I knew this was all pointed at me; and these, and all similar
innuendoes, affected me far more deeply than any open accusations
would have done; for against the latter I should have been roused
to speak in my own defence: now I judged it my wisest plan to
subdue every resentful impulse, suppress every sensitive shrinking,
and go on perseveringly, doing my best; for, irksome as my
situation was, I earnestly wished to retain it. I thought, if I
could struggle on with unremitting firmness and integrity, the
children would in time become more humanized: every month would
contribute to make them some little wiser, and, consequently, more
manageable; for a child of nine or ten as frantic and ungovernable
as these at six and seven would be a maniac.

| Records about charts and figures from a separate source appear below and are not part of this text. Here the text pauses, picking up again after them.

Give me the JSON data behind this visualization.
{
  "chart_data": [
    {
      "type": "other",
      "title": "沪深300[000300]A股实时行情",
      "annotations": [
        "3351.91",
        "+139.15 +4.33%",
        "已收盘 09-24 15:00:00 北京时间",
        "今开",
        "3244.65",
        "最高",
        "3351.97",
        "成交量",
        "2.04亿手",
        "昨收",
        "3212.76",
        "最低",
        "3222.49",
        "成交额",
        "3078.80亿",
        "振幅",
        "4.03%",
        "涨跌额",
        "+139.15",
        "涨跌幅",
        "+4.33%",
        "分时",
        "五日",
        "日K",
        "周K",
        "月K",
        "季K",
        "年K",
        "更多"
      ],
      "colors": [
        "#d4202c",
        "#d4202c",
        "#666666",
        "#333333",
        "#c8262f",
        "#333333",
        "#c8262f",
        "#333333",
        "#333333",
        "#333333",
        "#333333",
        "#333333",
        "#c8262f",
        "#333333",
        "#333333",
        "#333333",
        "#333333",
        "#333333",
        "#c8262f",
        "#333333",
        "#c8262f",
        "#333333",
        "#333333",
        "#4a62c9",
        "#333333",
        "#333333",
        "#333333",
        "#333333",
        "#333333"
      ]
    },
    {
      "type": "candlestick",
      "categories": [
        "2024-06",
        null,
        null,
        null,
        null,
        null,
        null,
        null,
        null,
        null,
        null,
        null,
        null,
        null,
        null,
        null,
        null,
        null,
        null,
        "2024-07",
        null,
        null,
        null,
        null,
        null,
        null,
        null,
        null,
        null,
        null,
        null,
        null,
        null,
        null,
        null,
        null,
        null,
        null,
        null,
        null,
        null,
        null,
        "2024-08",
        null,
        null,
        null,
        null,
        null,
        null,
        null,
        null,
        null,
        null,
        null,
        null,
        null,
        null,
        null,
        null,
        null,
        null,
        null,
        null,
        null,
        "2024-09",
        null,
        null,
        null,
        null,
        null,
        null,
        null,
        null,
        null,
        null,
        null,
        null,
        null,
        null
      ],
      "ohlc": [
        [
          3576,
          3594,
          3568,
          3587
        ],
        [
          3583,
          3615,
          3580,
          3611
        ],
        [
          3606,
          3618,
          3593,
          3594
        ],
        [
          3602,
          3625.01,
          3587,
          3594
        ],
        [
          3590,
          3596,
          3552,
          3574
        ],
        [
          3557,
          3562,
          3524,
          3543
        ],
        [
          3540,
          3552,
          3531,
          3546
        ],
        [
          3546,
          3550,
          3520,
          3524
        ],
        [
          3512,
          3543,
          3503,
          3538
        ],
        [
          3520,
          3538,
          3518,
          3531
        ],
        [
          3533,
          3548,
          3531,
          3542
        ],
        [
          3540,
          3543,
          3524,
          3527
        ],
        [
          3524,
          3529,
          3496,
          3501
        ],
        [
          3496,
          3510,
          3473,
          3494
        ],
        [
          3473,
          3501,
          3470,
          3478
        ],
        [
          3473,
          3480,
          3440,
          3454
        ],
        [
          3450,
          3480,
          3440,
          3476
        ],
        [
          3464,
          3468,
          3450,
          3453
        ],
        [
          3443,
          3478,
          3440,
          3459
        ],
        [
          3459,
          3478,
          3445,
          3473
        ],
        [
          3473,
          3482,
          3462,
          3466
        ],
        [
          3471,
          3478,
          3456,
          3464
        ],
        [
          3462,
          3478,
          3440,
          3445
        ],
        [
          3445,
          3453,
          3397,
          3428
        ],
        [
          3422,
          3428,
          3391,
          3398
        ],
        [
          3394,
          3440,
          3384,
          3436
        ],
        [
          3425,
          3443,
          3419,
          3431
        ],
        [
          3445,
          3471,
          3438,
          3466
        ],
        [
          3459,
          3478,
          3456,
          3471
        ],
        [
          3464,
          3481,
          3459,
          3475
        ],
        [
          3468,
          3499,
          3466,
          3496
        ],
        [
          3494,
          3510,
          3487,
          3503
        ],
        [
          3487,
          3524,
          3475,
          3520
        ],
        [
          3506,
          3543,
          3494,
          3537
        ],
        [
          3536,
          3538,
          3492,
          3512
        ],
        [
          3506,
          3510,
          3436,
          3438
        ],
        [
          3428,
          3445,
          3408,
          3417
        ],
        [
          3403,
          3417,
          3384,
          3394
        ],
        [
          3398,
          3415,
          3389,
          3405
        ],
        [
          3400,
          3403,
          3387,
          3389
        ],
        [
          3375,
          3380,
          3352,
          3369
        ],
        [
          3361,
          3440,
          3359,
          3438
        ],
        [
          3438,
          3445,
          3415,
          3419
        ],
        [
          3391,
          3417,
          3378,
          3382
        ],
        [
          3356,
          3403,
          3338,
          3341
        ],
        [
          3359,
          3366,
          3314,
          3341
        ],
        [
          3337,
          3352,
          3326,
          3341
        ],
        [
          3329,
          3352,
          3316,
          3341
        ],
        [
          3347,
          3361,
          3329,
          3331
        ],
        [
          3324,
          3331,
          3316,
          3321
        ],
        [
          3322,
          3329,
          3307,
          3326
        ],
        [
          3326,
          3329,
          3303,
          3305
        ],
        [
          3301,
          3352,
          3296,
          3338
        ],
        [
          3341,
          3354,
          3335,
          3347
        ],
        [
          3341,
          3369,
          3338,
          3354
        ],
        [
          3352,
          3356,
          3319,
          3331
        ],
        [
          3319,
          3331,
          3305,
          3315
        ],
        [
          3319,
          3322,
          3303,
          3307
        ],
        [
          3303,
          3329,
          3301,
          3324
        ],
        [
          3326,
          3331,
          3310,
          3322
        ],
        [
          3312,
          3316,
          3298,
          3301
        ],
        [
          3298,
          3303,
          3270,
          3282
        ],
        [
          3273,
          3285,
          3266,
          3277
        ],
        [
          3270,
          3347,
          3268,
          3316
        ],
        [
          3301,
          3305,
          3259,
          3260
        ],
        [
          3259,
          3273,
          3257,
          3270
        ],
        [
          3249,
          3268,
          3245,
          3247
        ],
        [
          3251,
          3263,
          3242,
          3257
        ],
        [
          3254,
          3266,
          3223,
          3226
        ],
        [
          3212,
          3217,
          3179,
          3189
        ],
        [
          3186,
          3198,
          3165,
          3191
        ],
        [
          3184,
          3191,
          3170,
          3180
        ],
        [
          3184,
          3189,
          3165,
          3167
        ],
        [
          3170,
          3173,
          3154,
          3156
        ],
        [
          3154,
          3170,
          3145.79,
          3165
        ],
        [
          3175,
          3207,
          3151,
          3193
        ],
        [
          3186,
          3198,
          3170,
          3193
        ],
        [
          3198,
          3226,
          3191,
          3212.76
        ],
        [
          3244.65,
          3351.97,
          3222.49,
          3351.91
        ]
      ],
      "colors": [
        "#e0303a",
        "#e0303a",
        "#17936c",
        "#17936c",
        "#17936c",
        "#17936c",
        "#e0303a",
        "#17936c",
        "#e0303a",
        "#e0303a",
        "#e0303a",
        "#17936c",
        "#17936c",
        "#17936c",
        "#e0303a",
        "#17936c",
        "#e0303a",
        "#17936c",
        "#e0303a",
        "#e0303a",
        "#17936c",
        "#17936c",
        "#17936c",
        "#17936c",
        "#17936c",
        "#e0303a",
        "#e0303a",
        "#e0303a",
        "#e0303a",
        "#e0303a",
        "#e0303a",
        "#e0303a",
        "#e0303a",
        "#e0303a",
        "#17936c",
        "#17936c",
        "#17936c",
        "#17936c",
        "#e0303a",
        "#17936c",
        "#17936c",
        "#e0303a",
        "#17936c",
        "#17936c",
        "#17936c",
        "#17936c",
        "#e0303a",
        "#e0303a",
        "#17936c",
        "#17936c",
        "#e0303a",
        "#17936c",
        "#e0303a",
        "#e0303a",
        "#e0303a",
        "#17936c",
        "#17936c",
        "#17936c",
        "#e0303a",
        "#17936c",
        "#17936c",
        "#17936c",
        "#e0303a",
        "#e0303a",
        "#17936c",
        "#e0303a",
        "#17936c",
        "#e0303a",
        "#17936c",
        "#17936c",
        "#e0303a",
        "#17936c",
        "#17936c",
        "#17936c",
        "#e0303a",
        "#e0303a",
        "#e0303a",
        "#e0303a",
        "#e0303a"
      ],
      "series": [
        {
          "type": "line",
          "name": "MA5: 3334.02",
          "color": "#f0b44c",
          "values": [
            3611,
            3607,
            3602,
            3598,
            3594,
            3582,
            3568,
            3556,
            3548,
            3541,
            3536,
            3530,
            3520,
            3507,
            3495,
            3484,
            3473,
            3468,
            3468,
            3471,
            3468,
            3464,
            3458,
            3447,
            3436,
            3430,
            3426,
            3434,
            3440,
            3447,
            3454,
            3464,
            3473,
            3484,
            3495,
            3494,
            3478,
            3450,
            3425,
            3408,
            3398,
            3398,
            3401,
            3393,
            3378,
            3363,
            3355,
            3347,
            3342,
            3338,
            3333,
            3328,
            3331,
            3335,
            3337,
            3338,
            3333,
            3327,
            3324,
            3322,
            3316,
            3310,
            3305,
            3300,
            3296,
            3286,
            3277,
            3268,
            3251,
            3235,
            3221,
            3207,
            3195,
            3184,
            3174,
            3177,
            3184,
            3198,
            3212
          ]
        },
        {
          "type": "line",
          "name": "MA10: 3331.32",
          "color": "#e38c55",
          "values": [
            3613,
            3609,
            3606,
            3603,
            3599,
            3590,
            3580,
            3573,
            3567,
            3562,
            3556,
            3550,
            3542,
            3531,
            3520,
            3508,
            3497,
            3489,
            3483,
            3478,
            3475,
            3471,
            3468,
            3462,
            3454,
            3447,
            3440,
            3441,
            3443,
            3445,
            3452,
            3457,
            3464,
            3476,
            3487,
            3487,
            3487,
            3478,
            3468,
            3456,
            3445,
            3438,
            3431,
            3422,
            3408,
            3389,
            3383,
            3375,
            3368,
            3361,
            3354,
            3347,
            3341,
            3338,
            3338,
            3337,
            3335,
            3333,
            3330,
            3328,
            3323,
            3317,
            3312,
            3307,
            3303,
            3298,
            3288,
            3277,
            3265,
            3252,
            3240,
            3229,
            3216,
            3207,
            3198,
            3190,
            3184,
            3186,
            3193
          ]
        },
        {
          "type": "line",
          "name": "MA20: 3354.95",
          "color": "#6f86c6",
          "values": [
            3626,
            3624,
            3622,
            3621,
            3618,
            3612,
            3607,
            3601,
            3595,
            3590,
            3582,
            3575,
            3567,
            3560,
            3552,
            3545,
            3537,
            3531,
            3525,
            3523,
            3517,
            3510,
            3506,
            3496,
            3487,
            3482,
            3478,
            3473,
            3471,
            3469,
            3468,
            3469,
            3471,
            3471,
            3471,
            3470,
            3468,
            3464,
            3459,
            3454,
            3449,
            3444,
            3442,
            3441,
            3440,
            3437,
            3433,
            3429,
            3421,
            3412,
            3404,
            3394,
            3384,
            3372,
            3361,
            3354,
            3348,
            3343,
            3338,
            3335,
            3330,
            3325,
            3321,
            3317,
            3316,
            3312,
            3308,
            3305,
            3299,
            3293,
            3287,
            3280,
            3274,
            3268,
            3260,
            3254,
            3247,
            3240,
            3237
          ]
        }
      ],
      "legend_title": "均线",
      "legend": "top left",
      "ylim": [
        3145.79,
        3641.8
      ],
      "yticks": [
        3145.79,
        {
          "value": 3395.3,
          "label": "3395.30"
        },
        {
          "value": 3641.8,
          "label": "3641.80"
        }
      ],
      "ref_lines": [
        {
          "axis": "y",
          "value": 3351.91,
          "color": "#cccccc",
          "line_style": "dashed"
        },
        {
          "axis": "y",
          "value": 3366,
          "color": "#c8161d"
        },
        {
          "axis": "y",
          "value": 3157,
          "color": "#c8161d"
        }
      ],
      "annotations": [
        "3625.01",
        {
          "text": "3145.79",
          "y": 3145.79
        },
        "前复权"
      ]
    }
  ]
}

I flattered myself I was benefiting my parents and sister by my
continuance here; for small as the salary was, I still was earning
something, and with strict economy I could easily manage to have
something to spare for them, if they would favour me by taking it.
Then it was by my own will that I had got the place: I had brought
all this tribulation on myself, and I was determined to bear it;
nay, more than that, I did not even regret the step I had taken. I
longed to show my friends that, even now, I was competent to
undertake the charge, and able to acquit myself honourably to the
end; and if ever I felt it degrading to submit so quietly, or
intolerable to toil so constantly, I would turn towards my home,
and say within myself –

They may crush, but they shall not subdue me!
‘Tis of thee that I think, not of them.

About Christmas I was allowed to visit home; but my holiday was
only of a fortnight’s duration: ‘For,’ said Mrs. Bloomfield, ‘I
thought, as you had seen your friends so lately, you would not care
for a longer stay.’ I left her to think so still: but she little
knew how long, how wearisome those fourteen weeks of absence had
been to me; how intensely I had longed for my holidays, how greatly
I was disappointed at their curtailment. Yet she was not to blame
in this. I had never told her my feelings, and she could not be
expected to divine them; I had not been with her a full term, and
she was justified in not allowing me a full vacation.